Indoles are anticarcinogen compounds that exist naturally in many foods, most notably in cruciferous vegetables.
Interferon is a family of glycoproteins that interferes with the replication of various viruses. They also affect cell growth and immunologic processes by activating or suppressing selected components of the immune system. Interferons are released by cells in response to a variety of agents, including viruses, microorganisms, and endotoxins.
Inulin is a complex carbohydrate found in Jerusalem artichokes (related to the sunflower) and to a lesser degree in garlic and onions. Since the body is only partially able to digest it, it can cause gas and bloating. Its chemistry changes when inulin-rich foods are placed in storage. Then, the inulin is broken down into fructose units, which the body is better able to utilize.

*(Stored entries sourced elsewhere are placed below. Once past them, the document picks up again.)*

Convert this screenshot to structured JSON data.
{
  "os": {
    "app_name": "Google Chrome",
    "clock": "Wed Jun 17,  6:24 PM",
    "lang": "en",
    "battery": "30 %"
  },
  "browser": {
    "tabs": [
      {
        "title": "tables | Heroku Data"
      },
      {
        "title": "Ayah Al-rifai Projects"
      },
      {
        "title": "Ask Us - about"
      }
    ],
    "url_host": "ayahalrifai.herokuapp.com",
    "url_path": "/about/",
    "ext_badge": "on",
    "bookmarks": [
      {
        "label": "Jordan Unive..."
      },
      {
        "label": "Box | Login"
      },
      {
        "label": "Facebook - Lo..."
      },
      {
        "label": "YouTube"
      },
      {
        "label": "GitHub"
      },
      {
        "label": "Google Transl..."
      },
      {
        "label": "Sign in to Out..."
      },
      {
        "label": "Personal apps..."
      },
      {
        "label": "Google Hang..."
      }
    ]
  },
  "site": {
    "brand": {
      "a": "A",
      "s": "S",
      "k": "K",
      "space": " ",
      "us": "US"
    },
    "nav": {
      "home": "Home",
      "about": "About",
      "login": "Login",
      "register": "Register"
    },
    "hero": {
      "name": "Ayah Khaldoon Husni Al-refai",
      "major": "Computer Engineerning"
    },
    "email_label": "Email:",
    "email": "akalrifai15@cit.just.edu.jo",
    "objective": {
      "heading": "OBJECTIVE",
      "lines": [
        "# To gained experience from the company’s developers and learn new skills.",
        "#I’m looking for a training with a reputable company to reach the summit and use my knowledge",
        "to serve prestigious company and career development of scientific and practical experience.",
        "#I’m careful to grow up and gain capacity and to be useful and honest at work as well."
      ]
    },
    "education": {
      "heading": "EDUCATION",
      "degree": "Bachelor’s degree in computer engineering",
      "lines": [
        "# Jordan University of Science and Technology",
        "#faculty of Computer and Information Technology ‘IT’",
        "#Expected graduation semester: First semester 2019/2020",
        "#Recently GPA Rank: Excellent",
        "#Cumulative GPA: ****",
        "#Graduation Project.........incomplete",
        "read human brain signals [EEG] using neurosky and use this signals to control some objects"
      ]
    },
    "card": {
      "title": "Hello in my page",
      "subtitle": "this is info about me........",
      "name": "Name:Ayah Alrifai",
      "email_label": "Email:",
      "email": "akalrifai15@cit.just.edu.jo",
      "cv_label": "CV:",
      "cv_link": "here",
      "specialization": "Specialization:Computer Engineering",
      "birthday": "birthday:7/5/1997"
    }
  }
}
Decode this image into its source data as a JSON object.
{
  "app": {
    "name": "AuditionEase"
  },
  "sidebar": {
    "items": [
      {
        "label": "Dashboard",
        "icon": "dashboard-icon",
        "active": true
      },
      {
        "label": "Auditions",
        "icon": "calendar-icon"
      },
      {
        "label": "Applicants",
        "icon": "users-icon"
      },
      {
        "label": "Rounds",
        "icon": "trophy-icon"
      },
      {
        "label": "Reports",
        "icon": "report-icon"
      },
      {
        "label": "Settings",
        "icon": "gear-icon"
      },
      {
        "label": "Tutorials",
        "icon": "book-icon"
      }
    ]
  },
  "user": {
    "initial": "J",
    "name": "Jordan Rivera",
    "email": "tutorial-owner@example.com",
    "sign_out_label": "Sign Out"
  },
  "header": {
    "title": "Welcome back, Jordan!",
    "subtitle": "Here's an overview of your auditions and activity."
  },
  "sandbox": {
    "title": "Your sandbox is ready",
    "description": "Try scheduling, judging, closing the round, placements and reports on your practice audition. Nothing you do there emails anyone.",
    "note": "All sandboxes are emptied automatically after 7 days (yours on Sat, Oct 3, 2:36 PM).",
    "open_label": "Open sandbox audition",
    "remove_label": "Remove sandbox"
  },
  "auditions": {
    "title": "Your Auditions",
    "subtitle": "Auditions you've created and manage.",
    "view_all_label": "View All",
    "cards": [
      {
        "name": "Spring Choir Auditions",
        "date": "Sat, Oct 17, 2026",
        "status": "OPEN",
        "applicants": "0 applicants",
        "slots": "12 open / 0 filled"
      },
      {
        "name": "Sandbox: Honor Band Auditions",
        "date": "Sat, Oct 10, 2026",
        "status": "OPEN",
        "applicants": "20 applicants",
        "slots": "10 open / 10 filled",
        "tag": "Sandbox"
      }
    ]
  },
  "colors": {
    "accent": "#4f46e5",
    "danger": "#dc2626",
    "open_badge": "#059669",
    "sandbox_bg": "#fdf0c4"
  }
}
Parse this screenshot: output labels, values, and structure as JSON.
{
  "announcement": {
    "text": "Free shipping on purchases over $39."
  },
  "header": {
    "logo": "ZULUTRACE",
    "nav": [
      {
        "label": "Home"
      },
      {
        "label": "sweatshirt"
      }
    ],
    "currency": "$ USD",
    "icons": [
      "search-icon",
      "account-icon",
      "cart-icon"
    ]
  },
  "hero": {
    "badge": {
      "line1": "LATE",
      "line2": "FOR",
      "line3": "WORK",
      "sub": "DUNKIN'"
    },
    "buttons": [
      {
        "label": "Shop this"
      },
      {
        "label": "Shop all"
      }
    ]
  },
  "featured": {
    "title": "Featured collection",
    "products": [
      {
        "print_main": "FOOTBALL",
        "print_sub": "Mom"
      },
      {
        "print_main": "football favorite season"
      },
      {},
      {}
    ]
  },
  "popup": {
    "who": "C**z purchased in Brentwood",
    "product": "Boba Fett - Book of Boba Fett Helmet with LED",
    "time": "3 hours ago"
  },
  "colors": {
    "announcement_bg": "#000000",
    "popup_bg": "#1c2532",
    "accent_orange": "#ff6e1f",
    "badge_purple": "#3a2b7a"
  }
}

Thus, in this case, fresher is not better since the body is not able to utilize all of its available nutrients unless it is a little “stale.” Inulin is often used by some in the health food industry to make pastas that are “safe” for diabetics. However, regular pasta is also safe for diabetics.
Isoflavones are compounds similar to natural estogen, except that they may prevent hormone-dependent cancers. Soybeans is the only commonly consumed food that contains isofalvones. Some scientists believe they may help prevent hot flashes in menopausal women. Daidzein is an isoflavone found in soybeans. It is showing that it can inhibit growth of cancer cells and promote cell differentiation.